Guido Zamperoni – classe 1912, nato a Milano il 21 luglio – inizia la sua attività di disegnatore realizzando i fugurini teatrali per opere e operette nella sartoria del padre. In seguito il padre abbandona l’attività in proprio per diventare dirigente della sartoria della Scala e Guido si dedica al giornalismo nel campo della moda.

Inizia a disegnare storie salgariane a fumetti per il Giornale dei Viaggi e delle Avventure della Sonzogno. In seguito collabora con L’Avventura delle Edizioni Mediolanum e con l’Editrice Boschi continua I pirati della Malesia, lasciati incompleti da Ferdinando Corbella. Collabora con Il Corriere dei Piccoli nel ’34 e realizza La crocera dell’allegranza. Per l’Editore Vitalino disegna D’Artagnan ricevendo i complimenti di Mario Nerbini, che lo invita a collaborare all’Avventuroso. Ma la collaborazione sarà molto breve a causa dell’entrata in guerra dell’Italia e, come gli spiegherà Nerbini in una lettera, per il fatto che il suo disegno, troppo americano, contrastava con le disposizioni del Min.Cul.Pop. Nel 1944 collabora con il giornale Fiamme, periodico della Repubblica di Salò, disegnando Le avventure di O’Scugnizzo.

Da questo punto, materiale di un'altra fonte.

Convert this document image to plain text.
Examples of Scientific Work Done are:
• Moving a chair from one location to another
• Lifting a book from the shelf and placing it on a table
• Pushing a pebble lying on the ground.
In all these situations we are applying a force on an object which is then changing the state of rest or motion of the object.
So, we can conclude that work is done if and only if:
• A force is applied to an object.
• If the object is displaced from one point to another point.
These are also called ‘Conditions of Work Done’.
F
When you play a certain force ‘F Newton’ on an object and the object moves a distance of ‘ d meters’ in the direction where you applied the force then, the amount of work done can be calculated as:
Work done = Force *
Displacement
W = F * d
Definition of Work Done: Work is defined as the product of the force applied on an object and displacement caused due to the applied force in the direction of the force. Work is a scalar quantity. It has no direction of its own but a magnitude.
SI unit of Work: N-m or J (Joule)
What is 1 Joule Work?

Al termine del conflitto mondiale e con la riapertura delle case editrici, disegna Zorro nel 1946 per la casa editrice Cremona Nuova e per le Edizioni Vulcania Zambo. Collabora anche con Il Vittorioso dell’AVE firmandosi Guido D’Aragona. Nel 1948 intraprende una intensa collaborazione con la Casa Editrice Audace di Tea Bonelli, disegna Frisco Bill e La pattuglia dei senza Paura. Fa parte del nutrito gruppo di animatori che realizzarono La rosa di Bagdad, lungometraggio premiato alla Mostra del Cinema di Venezia del 1949 e ne curerà la versione a fumetti edita dalla Mondadori. Partecipa alla realizzazione delle matite di alcuni dei primi episodi a strisce di Tex, che saranno poi inchiostrati da Aurelio Galeppini. Per le Edizioni Alpe di Giuseppe Caregaro realizza il personaggio di Saetta, che gli permetterà di lavorare per l’estero. Saetta sarà trasformato in agente FBI con il nome di Flecha dall’editore Civita di Buenos Aires.

Si trasferisce in Liguria nel ’54 e per l’editore Iro Stringa di Genova lavora nel campo pubblicitario e illustra pubblicazioni destinate ai religiosi. Come hobby ha il modellismo, realizza cinque locomotive americane che saranno premiate alla Prima Mostra di Modellismo Ferroviario al Museo della Scienza e della Tecnica di Milano nel 1962.

Per un certo periodo lavora in Francia. Per Les Édition Aventures et Voyages di Parigi continua serie come Carabina Slim, Sunny Sun, Rok, Gerfaut, Thunga e altri. Per la Sagéditions disegna Rin Tin Tin, tratto dall’omonima serie televisiva e per le Éditions Vaillant realizza diversi episodi di Rahan di Andre Cheret. Molti di questi lavori sono inediti in Italia e spesso firmate con lo pseudonimo di Guy Zam. Per l’Editrice Cenisio disegna il personaggio di Tarzan su autorizzazione della Edgar Rice Burrhougs Inc., storie che sono state ripubblicate in Francia. Negli anni ’80 disegna alcuni racconti liberi per la Casa Editrice Universo.

Da anni aveva lasciato il fumetto e realizzava disegni e illustrazioni solo su richiesta di amatori. Un’accidentale caduta gli ha provocato la frattura del femore e le conseguenze gli sono state fatali. Si è spento a Milano il 30 gennaio 2003.